Being a 5-HT(1A) partial agonist also helps to reduce extrapyramidal motor symptoms, since 5-HT(1A) activation reduces 5-HT release, reducing the inhibition of striatal dopamine release.
The combined effects at 5-HT(1A)/5-HT(2A) and D2 receptors enhances the therapeutic window between the dose required for efficacy and induction of extrapyramidal side effects. Note that a role of 5-HT in aetiology of schizophrenia is unlikely.
The following side effects are more common with atypical antipsychotics:
Weight gain, increased diabetes risk and cardiovascular disease.
Levodopa/L-DOPA + carbidopa + entacapone/talcapone
Converted to dopamine by central DDC. Carbidopa inhibits peripheral DDC to prevent dopamine being formed in the periphery where it’s not needed. Entacapone prevents L-DOPA metabolism in the periphery and talcapone prevents dopamine metabolism in the brain.
L-DOPA has a short half life so produces a fluctuating plasma concentration. This causes dyskinesia. Action of COMT inhibitors helps stabilise plasma concentrations.

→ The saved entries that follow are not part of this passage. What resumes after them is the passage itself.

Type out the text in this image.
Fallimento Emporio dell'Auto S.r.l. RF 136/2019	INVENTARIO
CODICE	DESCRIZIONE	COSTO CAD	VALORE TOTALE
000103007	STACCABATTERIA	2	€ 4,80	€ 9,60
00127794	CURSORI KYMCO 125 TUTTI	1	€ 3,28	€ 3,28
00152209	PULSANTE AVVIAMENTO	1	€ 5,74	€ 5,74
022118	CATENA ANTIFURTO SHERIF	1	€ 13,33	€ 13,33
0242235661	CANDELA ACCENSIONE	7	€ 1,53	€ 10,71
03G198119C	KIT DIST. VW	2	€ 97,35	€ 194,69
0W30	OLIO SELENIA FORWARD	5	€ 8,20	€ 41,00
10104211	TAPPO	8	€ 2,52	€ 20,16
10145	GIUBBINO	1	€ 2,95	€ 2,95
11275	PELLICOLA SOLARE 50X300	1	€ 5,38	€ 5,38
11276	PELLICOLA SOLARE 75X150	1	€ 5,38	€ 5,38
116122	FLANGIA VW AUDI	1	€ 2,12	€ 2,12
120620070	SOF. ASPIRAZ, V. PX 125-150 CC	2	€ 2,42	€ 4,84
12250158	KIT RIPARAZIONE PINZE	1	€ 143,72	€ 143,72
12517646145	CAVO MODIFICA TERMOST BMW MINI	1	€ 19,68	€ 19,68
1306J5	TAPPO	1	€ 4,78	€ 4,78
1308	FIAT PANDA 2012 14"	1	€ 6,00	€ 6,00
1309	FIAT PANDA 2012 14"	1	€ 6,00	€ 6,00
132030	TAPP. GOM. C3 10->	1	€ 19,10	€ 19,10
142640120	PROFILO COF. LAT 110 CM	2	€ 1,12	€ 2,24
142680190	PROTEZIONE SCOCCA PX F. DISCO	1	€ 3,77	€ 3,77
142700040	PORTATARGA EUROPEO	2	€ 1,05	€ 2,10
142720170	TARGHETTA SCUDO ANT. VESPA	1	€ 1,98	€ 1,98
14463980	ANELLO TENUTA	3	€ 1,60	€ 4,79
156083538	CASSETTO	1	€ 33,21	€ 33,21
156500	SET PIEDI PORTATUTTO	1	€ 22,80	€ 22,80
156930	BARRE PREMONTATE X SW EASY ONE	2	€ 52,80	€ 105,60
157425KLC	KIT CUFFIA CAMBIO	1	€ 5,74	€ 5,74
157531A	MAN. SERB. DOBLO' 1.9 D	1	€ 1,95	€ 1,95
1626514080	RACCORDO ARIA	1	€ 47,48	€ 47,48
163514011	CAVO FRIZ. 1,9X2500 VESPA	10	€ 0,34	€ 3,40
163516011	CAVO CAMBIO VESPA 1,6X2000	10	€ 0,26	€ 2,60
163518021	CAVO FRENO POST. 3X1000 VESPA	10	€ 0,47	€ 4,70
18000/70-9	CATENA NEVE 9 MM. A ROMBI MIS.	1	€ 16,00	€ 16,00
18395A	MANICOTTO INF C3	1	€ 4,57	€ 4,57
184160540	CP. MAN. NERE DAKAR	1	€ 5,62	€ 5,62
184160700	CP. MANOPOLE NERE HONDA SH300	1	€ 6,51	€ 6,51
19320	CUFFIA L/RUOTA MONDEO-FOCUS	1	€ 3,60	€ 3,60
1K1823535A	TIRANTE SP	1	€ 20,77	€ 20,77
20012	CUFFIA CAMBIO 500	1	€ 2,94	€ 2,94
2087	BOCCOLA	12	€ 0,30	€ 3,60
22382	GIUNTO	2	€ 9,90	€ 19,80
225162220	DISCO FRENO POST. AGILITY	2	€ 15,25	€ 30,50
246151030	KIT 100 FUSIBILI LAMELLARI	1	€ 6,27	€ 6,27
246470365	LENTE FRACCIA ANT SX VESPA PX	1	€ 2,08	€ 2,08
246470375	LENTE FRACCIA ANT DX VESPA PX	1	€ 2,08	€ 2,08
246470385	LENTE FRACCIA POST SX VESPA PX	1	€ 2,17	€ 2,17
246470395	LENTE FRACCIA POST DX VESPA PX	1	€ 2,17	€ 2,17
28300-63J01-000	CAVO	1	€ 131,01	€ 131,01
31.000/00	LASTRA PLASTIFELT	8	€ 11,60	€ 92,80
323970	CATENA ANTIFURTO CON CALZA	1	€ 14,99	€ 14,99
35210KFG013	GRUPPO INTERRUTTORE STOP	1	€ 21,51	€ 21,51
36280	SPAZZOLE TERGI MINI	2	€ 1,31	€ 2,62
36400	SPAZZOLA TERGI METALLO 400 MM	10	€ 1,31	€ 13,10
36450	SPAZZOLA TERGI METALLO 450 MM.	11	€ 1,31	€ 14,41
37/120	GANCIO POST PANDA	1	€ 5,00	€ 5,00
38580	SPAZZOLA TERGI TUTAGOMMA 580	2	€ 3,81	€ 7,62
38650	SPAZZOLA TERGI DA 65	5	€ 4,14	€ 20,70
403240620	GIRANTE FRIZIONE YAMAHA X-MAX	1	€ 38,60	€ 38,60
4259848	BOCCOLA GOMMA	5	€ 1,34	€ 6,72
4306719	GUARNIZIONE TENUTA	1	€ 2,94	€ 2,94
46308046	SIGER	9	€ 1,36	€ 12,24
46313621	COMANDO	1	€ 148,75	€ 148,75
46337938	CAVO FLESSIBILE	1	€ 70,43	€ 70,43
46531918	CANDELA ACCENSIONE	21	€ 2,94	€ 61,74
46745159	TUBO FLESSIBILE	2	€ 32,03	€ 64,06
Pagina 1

Other side effects include nausea (prevented by domperidone), psychosis (dopamine overload).
Ropinirole
D2/3 agonist. Used for Parkinson’s. Can cause impulse control disorder.
Orphenadrine
Non-selective muscarinic antagonist. Treats Parkinsonism induced by antipsychotics.
Galantamine, rivastigmine
Covalent, reversible, medium acting anti-cholinesterases. Note that all other ones in that group are charged and can’t enter brain. Used for Alzheimer’s.
Aducanumab
Monoclonal antibody against Aβ aggregates. Recruits microglia phagocytosis of Aβ. Used for Alzheimer’s.
Propranolol
Non-selective β adrenoceptor antagonist. reduces the physical symptoms of anxiety (muscle tremor, tachycardia), preventing extracerebral vasodilation in migraine (migraine prophylactic).